Periodization Workouts

August 17th, 2007 by Paul Johnson

If you are not familiar with periodization , it basically teaches you that you must keep your body “guessing” in order to avoid plateaus in strength and muscle gains. If you were simply to do the same workout each week, eventually you will plateau. Periodization is controversial because some don't feel it is necessary to change your routine. Whether you believe in it or not, it's great to do as it keeps you from getting bored of your workouts. You can ready more about periodization and the research backing it, in a previous article of mine: HIT compared to Periodization

Most bodybuilding routines have reps in the medium range(8-10 reps) for workout sets. This primarily works, both fast and slow twitch fibers. In order to follow periodization principles, you will have to change the type of training you do. This will change which muscle fibers you target. Powerlifters do low reps with long rests, to target slow twitch(power muscle fibers) and increase neural capacity. Endurance athletes do high reps with short rests, to target fast twitch(endurance fibers).

How to setup a year long periodization program:

Every few weeks you will do a different phase. In a specific phase you will gear your workouts around a certain type of training. Working on a specific phase that may conflict with bodybuilding, you will give your muscles a well rounded training and to keep them from adapting. You can think of it as a 1 step back to get 2 steps ahead.

Phases:

There is different ways you could set up the phases and actual workouts. This is only a template to serve as a generic example of how it could be setup year around.

Heavy Phase:The first phase should be your heavy phase. This is your normal bodybuilding routine in the medium rep range. Do this for 8 weeks.

Alteration Phase: This is a transition phase, where you will tone down your training. Do slightly lighter weights and less sets. Do this for one week.

Light Phase: Here you will do a endurance weight training workout. High reps(15+) with rest very short(around 30 seconds). Do this for 4 weeks.

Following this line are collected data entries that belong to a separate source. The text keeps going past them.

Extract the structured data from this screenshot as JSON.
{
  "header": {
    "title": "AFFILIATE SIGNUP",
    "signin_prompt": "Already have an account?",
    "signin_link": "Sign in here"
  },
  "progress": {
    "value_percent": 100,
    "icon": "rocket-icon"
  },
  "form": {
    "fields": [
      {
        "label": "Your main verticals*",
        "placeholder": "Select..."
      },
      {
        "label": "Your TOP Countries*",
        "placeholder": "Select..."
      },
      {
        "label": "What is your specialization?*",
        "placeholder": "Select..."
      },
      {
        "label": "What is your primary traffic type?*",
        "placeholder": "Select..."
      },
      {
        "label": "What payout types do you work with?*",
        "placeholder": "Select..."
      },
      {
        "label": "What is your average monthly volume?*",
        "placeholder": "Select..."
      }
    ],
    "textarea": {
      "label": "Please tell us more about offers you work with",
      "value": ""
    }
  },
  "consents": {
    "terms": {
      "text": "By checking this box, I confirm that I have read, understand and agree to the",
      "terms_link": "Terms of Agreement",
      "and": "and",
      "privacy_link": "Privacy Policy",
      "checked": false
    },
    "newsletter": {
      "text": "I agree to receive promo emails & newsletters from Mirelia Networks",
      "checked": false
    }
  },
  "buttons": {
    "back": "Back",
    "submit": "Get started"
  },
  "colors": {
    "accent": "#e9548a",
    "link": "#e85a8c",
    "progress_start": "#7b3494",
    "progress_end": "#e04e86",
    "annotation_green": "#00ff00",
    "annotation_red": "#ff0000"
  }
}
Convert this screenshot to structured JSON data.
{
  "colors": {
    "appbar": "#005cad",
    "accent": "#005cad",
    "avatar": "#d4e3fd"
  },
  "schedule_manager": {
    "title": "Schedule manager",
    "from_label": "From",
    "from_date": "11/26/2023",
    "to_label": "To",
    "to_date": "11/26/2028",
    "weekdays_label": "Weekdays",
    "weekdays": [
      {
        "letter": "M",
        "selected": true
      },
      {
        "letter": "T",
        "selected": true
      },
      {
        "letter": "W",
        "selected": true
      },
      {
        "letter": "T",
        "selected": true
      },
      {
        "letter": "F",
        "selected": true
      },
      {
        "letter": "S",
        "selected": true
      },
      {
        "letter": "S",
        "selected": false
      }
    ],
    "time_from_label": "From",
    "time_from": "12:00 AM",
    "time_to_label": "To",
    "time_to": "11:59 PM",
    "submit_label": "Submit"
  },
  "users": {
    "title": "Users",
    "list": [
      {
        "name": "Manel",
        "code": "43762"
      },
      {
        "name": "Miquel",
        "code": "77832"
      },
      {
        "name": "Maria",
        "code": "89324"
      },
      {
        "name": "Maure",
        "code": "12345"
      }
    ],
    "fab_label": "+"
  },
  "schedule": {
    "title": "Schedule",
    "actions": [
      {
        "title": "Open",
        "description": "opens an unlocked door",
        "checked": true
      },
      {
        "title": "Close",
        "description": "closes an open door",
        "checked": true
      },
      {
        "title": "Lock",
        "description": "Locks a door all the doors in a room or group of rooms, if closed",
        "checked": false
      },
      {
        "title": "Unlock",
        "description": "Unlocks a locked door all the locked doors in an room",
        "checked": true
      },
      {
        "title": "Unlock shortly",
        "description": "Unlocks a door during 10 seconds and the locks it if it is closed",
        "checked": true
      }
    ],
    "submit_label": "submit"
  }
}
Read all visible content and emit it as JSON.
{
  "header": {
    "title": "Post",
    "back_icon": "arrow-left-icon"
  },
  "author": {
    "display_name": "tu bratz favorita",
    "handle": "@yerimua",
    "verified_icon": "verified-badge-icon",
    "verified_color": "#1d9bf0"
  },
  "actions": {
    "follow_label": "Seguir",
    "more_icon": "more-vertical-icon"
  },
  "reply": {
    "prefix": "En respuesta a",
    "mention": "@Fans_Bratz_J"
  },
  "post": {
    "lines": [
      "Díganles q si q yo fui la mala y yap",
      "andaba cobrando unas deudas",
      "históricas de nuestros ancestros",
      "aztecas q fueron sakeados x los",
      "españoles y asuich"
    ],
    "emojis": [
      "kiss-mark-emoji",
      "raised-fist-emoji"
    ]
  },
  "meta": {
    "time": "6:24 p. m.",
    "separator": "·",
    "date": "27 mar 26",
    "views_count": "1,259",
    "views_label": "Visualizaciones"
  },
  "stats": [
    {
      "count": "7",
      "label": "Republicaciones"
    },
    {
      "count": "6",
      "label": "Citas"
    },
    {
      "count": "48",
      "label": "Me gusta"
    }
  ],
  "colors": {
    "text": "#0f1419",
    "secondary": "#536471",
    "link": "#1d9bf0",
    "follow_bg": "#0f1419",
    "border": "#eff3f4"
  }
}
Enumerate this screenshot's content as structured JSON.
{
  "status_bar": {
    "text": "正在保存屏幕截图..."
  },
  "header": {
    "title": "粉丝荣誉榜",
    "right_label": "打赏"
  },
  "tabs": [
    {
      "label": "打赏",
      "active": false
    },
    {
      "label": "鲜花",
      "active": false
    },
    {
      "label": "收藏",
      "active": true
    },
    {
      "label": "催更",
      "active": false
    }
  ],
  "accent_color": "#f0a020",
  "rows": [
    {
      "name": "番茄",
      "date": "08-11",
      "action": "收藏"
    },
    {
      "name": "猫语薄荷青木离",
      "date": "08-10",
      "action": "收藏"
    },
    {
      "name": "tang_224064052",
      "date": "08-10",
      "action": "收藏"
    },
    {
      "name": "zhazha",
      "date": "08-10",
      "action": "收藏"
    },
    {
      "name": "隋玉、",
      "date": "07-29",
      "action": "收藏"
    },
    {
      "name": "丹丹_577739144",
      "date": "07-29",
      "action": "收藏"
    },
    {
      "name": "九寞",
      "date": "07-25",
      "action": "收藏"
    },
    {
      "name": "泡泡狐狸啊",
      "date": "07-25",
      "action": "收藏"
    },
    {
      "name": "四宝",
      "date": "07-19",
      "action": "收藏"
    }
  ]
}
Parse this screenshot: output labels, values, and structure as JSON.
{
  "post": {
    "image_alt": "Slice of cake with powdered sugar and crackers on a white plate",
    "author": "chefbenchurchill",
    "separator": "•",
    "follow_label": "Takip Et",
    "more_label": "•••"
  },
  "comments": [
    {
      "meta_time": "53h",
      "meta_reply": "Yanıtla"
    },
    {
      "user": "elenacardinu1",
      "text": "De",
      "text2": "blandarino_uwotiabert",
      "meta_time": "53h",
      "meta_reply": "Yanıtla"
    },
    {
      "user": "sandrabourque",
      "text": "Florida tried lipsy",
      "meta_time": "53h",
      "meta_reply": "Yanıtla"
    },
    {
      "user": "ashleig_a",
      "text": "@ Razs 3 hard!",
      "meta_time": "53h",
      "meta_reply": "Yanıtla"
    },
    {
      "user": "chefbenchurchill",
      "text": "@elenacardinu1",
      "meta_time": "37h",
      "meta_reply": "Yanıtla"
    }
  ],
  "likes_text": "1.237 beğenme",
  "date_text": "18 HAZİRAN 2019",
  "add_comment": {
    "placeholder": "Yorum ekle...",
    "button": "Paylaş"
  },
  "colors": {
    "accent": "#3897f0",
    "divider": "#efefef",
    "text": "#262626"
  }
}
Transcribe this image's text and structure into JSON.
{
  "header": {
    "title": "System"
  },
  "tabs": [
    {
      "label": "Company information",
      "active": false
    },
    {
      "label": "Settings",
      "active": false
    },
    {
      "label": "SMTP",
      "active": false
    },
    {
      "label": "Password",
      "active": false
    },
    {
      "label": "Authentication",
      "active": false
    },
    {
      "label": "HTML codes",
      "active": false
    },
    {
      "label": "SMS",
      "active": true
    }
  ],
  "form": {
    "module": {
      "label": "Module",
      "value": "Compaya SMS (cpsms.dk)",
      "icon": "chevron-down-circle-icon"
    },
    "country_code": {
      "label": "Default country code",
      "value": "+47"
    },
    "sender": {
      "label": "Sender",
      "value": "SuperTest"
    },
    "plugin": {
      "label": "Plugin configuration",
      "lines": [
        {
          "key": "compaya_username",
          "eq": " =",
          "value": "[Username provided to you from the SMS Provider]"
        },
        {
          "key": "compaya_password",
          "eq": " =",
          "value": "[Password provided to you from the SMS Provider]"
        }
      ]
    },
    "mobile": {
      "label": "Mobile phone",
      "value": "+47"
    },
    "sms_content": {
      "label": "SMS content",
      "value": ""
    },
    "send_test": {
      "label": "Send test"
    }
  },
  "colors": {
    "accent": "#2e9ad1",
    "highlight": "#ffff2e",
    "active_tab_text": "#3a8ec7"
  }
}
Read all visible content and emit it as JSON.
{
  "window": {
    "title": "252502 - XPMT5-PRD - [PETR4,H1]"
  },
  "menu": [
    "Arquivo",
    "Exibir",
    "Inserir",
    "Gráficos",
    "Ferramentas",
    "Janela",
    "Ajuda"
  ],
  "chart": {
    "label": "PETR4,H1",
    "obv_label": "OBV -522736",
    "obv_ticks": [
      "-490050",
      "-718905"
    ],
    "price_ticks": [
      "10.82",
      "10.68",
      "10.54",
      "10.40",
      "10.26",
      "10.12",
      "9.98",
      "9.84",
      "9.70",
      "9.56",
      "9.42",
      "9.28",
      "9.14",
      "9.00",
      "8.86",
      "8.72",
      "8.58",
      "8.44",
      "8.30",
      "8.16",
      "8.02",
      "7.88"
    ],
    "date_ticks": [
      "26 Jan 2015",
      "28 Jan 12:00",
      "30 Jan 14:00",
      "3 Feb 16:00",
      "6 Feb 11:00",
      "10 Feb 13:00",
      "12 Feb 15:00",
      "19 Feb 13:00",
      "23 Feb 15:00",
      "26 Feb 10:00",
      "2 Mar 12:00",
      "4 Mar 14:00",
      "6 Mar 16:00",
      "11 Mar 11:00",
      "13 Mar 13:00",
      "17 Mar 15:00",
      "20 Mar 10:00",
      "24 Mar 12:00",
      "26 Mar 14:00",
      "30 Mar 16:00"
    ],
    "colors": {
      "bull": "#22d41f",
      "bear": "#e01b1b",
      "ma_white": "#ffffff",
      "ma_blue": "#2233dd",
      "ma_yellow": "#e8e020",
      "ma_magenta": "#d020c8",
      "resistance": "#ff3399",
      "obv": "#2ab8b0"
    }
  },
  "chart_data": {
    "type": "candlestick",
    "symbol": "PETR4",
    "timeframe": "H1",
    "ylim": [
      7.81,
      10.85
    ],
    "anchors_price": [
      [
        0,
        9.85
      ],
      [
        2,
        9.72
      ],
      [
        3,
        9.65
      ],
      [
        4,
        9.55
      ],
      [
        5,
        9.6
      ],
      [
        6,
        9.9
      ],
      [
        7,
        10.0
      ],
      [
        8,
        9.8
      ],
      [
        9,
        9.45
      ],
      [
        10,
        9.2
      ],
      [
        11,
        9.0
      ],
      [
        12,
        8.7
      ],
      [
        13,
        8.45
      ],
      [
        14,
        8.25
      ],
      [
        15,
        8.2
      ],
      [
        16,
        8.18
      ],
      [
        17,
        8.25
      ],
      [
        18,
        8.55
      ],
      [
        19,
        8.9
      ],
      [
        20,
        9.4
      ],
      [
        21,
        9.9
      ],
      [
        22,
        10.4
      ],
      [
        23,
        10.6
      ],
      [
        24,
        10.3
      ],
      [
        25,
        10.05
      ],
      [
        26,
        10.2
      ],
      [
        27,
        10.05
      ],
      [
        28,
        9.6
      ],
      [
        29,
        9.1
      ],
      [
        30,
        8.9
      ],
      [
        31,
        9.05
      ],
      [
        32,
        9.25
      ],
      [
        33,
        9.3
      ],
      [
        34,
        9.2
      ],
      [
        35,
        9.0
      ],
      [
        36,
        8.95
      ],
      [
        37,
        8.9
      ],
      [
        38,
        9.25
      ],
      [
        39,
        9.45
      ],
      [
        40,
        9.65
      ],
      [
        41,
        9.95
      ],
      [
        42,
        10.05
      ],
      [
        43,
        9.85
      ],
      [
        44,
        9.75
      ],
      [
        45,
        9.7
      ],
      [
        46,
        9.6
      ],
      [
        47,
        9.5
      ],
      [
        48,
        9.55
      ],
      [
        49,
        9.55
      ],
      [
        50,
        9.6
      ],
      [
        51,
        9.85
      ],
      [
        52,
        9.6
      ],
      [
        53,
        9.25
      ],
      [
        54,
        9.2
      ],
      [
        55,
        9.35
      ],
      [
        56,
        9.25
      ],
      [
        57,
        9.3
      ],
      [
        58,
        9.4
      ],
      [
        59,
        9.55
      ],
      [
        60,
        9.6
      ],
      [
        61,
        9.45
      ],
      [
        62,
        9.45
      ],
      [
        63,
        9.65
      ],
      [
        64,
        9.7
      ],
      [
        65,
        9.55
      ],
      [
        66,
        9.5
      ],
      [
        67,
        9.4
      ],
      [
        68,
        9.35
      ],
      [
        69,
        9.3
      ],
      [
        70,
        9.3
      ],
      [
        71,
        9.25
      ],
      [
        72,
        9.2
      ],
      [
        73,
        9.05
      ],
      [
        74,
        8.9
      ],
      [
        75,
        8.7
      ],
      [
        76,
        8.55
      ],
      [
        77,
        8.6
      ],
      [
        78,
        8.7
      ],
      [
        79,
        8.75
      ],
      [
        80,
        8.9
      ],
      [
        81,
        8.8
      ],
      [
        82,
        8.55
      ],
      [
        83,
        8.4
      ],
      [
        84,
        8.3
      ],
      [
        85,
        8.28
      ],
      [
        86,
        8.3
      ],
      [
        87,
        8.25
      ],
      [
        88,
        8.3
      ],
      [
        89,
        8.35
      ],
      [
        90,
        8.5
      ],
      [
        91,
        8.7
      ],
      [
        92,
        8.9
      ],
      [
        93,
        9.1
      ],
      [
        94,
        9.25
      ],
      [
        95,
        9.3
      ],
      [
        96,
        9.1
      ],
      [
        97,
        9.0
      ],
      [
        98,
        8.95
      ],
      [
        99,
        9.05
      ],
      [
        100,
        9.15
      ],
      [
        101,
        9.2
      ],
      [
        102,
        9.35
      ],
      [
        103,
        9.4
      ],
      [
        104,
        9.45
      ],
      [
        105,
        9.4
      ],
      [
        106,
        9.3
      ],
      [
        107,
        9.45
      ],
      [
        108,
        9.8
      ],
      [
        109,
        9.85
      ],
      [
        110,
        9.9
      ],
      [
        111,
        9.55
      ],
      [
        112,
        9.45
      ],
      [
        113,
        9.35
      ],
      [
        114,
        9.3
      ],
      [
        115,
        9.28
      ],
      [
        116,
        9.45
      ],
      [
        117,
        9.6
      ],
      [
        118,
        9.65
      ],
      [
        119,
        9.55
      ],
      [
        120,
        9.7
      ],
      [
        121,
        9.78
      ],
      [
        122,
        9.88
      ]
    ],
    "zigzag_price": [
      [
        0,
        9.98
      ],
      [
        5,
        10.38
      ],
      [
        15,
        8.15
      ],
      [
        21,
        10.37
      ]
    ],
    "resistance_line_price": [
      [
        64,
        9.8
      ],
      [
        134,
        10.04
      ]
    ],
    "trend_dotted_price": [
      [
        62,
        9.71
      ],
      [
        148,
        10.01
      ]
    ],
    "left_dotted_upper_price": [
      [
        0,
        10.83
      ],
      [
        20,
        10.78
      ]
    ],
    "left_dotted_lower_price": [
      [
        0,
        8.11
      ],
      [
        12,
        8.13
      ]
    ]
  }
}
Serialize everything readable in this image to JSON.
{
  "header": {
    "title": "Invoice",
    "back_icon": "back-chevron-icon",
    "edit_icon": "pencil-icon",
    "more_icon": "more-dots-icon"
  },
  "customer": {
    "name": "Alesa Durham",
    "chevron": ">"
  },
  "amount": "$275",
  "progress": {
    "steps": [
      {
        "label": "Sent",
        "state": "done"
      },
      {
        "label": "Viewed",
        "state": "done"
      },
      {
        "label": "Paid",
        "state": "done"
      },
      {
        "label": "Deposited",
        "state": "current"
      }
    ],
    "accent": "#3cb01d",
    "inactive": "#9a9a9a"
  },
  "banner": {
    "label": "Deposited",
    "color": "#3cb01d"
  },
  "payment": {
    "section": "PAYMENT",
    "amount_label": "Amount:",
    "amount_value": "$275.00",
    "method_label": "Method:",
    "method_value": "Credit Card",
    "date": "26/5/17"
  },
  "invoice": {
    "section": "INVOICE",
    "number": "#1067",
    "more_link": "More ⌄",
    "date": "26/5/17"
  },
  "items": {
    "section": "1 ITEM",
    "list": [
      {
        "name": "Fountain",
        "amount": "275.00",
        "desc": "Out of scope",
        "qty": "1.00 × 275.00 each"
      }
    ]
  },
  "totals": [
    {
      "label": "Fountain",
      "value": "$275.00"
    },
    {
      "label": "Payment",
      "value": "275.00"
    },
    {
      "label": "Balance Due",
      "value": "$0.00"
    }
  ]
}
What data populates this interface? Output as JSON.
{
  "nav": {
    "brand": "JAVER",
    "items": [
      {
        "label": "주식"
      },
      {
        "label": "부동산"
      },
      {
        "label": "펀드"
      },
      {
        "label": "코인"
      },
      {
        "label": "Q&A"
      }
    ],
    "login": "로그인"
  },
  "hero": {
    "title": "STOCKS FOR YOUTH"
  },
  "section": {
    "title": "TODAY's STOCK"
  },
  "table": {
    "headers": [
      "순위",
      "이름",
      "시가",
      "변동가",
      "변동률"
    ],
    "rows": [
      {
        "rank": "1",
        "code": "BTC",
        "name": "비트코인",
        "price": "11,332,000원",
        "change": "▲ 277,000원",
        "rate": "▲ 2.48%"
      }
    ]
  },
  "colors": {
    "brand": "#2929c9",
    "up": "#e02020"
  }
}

Power Phase: This is where you will do your workout like a powerlifter. Heavy weight around 5 reps, with long rests between sets. You may even setup your workout split like a powerlifter. Do this for 2 weeks. The strength gains will help prepare you for your bodybuilding routine.

After the power phase, you will then go back to your normal heavy phase again. You will continually go through this complete workout cycle, over and over throughout the year. The most important factors to remember, is your main muscle building workout should be the longest of all the phases and to change more than one workout parameter(such as reps or volume) when going into the next phase.

  1. Tim on March 9th, 2010

    You mixed up the fiber types in second paragraph. Slow twitch are the endurance fibers and fast twitch are the power ones.